Ángel Martín Bastida, Antonio Jesús Pérez Pulido

  • Motivation: Strains from the ESKAPE bacterial group are resistant against current antibiotic compounds and discovering new ones is too slow to catch up the evolution rate of these bacteria. So, there's a need to find new targets to develop new antibiotics and therapies against them.

    Mangas et al [1] discovered a correlation between the presence of CRISPR-Cas systems and biofilm formation genes in Acinetobacter baumanii using large amount of assembled genomes from public databases. These latter could help in the protection from antibiotics. In here, the goal is to find out correlations between CRISPR-Cas systems and virulence genes in Klebsiella pneumoniae since both species belong to the ESKAPE group, have big pangenomes, a lot of plasmids and carry out similar CRISPR-Cas systems.

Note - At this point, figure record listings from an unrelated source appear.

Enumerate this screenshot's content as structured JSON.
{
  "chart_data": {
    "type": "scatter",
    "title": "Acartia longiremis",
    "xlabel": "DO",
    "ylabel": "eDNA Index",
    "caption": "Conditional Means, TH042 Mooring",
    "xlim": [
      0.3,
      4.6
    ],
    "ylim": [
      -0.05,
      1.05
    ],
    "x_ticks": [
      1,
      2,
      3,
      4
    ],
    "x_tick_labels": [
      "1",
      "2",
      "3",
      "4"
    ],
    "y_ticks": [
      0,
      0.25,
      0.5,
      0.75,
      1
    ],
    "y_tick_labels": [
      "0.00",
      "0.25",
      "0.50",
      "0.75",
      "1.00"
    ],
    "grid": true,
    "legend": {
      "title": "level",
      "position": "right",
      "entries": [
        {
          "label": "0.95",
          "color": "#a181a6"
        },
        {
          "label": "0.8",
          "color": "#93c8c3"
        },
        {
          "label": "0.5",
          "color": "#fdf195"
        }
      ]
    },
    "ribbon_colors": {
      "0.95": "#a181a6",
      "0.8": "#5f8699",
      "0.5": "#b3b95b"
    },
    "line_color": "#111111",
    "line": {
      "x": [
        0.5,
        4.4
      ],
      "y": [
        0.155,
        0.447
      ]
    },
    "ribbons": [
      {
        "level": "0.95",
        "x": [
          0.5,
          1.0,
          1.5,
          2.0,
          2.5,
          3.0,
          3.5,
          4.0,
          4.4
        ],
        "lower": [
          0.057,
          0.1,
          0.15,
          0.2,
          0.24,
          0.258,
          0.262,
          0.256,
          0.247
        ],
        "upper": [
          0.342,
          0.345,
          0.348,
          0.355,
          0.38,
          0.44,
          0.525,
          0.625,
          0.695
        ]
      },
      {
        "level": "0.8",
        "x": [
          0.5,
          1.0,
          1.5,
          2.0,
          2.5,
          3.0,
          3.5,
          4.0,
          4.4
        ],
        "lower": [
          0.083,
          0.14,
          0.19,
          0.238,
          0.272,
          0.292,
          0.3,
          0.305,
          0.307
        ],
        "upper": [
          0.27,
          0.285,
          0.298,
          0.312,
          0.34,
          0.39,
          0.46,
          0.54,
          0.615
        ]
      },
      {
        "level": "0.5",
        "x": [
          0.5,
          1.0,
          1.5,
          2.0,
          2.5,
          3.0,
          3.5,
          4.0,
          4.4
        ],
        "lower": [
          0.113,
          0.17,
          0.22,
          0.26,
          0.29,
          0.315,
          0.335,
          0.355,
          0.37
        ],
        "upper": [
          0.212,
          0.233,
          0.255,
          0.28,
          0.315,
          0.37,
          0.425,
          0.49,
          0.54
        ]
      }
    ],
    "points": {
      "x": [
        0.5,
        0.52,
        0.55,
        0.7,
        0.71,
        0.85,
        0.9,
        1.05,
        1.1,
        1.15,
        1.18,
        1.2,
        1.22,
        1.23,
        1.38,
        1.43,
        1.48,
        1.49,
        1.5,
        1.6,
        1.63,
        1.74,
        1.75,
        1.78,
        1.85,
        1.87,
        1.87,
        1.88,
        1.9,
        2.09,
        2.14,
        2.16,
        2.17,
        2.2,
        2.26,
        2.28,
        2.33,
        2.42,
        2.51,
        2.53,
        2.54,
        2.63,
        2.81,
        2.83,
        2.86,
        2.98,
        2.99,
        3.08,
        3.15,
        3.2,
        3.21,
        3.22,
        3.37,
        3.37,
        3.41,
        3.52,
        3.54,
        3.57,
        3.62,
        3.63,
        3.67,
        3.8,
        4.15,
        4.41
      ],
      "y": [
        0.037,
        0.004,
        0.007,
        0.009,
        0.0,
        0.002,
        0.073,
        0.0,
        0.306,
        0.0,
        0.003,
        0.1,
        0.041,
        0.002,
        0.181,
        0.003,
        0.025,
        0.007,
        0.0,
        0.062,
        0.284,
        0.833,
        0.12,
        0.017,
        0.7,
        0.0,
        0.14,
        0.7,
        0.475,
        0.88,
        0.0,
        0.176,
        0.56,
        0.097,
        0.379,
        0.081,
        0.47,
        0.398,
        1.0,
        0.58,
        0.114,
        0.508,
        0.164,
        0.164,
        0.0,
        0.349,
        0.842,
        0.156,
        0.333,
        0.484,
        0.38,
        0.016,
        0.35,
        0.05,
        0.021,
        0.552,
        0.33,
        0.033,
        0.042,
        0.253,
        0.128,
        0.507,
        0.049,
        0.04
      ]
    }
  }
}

    Methods: A pangenome has been built from 14016 different assembled complete and draft genomes of K. pneumoniae from the NCBI Genome database along with metadata information, finding around 80000 different genes. Then it was processed through association rules to find GO terms and genes associated with CRISPR-Cas and virulence, and it was confirmed by sequence similarity searches using BLASTp.

    Results: Functional enrichment analysis showed that there is a strong correlation between CRISPR-Cas type IV-A3 and tellurium resistance genes as both are held in the same plasmid. Tracking the IV-A3 helicase dinG showed it is duplicated in a highly virulent plasmid presents in both negative CRISPR strains and some positive CRISPR strains different from IV-A3 type.

    Conclusions: The CRISPR-Cas IV-A3 present in K. pneumoniae is encoding in a great plasmid that always includes an operon of resistance to tellurium. Although this operon is also present in other virulent plasmids the presence of CRISPR-Cas could protect it from other plasmids carrying antibiotic resistance genes.This study supports the relevance of CRISPR-Cas systems on virulence and suggests new gene targets that will help develop new types of antibiotics and contribute to develop alternative therapies such as phage-therapy.